Variety speaks with Erin Levy, who calls Peggy the show’s female lead because her career rise was “amazing, and it’s her story and Elisabeth Moss’ performance that suck you in and make you feel like she’s on par with Don.”

• Speaking with Refinery29, Alison Brie explains why she enjoyed Trudy’s ending: “It was nice to see her empowered, but ultimately, especially in this last season, we got to see that Trudy is not very happy as a single mom. All her ambition lay in her marriage.”

• Elisabeth Moss talks on TODAY about her new movie Queen of Earth, saying, “It’s pretty out there. It’s one of those things that I feel I’m extremely proud of and I love it, but I have no idea if anyone else will.” Entertainment Weekly has “the opening, expletive-featuring, scene from Queen of Earth.”

Entertainment Weekly asks Elisabeth Moss about the misery endured by her Queen of Earth character, to which she replies that “playing happy characters is very boring. I don’t want to play the high points! It would be annoying. To see people succeeding all the time? Who wants that?”

• Reviewing Queen of Earth, Slate says that Elisabeth Moss “unleashes the most vigorous, visceral performance of her career.”

Deadline reports that Matthew Weiner will participate in a conversation about serial storytelling and his career at next month’s Toronto International Film Festival.

Eater credits Don for changing cocktail culture in the series premiere by ordering an Old Fashioned, noting that “the cocktail he orders, then generally unknown to most drinkers, begins a slow creep into bars across the country.”

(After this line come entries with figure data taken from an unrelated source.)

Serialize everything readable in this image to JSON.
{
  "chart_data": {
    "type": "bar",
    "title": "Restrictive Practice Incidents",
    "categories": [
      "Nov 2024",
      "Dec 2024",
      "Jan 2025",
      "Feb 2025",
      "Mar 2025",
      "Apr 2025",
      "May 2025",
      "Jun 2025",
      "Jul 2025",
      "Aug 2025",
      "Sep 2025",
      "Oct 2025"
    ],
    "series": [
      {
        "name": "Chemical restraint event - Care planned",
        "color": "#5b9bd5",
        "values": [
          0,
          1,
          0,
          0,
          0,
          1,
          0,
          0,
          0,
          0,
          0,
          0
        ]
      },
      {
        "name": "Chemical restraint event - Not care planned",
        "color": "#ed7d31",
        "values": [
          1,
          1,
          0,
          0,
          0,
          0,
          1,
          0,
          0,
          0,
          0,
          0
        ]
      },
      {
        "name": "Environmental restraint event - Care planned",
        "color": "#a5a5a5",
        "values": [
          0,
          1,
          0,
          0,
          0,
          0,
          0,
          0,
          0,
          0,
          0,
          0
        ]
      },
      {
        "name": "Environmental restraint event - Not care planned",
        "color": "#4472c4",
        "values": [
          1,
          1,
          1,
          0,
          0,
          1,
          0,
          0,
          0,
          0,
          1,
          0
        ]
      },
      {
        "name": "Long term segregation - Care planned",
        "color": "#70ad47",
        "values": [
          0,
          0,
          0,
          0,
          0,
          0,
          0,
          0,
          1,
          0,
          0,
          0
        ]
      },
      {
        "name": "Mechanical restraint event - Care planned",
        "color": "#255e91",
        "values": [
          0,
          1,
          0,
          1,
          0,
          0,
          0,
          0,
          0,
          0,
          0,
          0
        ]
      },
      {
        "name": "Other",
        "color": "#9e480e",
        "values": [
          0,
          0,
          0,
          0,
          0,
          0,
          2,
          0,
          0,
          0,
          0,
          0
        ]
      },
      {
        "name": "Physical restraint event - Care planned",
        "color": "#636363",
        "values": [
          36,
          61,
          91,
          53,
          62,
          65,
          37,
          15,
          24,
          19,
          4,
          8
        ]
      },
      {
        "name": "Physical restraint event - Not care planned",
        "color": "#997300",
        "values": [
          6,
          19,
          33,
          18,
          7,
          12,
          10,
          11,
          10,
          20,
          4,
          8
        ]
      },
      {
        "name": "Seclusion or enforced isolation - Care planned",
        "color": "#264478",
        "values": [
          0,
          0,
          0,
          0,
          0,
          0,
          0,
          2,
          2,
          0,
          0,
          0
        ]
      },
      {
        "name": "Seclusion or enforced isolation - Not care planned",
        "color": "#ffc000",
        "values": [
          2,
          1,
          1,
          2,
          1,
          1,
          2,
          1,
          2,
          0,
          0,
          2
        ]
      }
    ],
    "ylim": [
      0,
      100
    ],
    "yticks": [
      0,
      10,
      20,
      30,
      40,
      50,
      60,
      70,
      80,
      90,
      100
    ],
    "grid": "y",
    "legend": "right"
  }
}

Just Jared has a clip of Christina Hendricks in the next episode of Comedy Central’s Another Period.

LA Confidential interviews Janie Bryant, who discusses her collaboration with Black Halo’s Laurel Berman: “We connected on what we love about fashion and how we’re both super detail-oriented and meticulous about things fitting perfectly.”

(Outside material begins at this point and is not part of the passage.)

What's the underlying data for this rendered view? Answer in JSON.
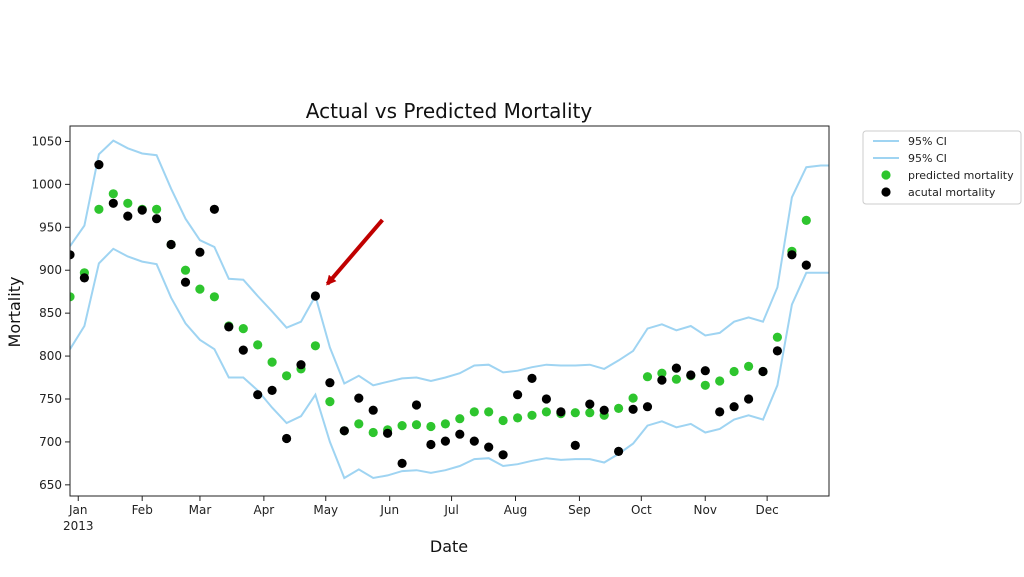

Fashionista has more from Janie Bryant on her current and future projects, including designing the staff uniforms for the fall reopening of Washington, D.C.’s The Watergate Hotel (and how “being immersed in the 1960s and the formality of that period for the service industry — that was very inspirational for me”).

• The Asbury Park Press talks to Kiernan Shipka, who says that costumes are “so transformative and so key for me because I truly feel like the character when I’m in their shoes, literally.”